Zespoły ratownicze składające się ze strażaków i żołnierzy kierowały łodziami po ulicach Tula, ratując ludzi z zalanych domów.
Rynek miasta został całkowicie zalany. W jednym miejscu nad rzeką widać było plątaninę naczep, autobusów, cystern i samochodów tkwiących jeden na drugim, na wpół zanurzonych w pędzącej wodzie.
Silne trzęsienie ziemi
Ulewy to nie jedyny problem, z jakim musiał zmierzyć się kraj. We wtorek wieczorem w okolicy Acapulco doszło do trzęsienia ziemi. W stolicy kraju - Meksyku, oddalonym o ponad 300 kilometrów zakołysały się budynki. W środę rano poinformowano, że w stanie Guerrero zginęła jedna osoba.
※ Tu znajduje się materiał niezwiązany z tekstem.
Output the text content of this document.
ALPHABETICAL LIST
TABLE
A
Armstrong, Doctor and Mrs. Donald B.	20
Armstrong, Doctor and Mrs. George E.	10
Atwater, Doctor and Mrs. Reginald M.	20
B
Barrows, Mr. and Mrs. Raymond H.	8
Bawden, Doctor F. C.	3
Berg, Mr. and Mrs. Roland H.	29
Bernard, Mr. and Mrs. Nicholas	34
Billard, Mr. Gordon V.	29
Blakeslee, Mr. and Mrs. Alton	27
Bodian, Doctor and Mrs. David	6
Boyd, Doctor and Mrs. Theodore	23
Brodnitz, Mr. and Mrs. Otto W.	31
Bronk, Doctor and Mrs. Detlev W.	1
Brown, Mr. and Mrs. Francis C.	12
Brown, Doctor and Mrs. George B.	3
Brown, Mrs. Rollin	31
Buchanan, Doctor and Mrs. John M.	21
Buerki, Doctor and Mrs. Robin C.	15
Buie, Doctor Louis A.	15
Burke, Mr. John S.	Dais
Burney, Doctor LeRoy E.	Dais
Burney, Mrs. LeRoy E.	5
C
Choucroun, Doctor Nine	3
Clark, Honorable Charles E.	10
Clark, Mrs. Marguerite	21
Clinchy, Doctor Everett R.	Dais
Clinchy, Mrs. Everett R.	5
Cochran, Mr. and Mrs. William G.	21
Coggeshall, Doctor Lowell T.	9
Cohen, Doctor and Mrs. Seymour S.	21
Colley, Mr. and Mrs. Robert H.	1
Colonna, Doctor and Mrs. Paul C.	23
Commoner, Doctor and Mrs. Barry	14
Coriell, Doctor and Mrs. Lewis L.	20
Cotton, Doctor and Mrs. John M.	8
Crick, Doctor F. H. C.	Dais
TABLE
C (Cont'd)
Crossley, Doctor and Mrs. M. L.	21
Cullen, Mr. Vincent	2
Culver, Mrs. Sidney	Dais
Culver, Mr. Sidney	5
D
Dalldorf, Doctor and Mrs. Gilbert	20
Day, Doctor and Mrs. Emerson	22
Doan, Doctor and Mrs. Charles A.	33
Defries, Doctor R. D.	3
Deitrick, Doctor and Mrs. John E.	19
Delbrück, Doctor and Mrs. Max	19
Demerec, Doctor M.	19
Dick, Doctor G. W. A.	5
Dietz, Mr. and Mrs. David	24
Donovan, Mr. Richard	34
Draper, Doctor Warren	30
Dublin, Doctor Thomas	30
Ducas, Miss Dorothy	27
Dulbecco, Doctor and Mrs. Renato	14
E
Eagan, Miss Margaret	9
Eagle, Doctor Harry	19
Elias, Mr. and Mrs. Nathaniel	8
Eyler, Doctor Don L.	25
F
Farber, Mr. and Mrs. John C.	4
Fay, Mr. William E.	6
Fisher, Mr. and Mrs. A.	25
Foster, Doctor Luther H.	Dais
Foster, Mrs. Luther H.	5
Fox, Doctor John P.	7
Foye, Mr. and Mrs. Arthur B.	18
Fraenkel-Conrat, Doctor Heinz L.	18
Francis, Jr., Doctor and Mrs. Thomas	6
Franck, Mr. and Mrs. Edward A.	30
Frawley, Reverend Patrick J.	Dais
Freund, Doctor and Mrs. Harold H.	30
Magnituda wstrząsu osiągnęła 7,0. Epicentrum wstrząsu znajdowało się na głębokości około 10 kilometrów, a jego środek około 17 kilometrów na północny wschód od Acapulco.
W niektórych częściach stolicy ziemia trzęsła się przez prawie minutę. Niektórzy ludzie ewakuowali się na krótko ze swoich budynków, ale większość szybko wróciła do środka. Władze Meksyku poinformowały, że nie było doniesień o zniszczeniach w mieście, w niektórych dzielnicach odcięto dostawy prądu.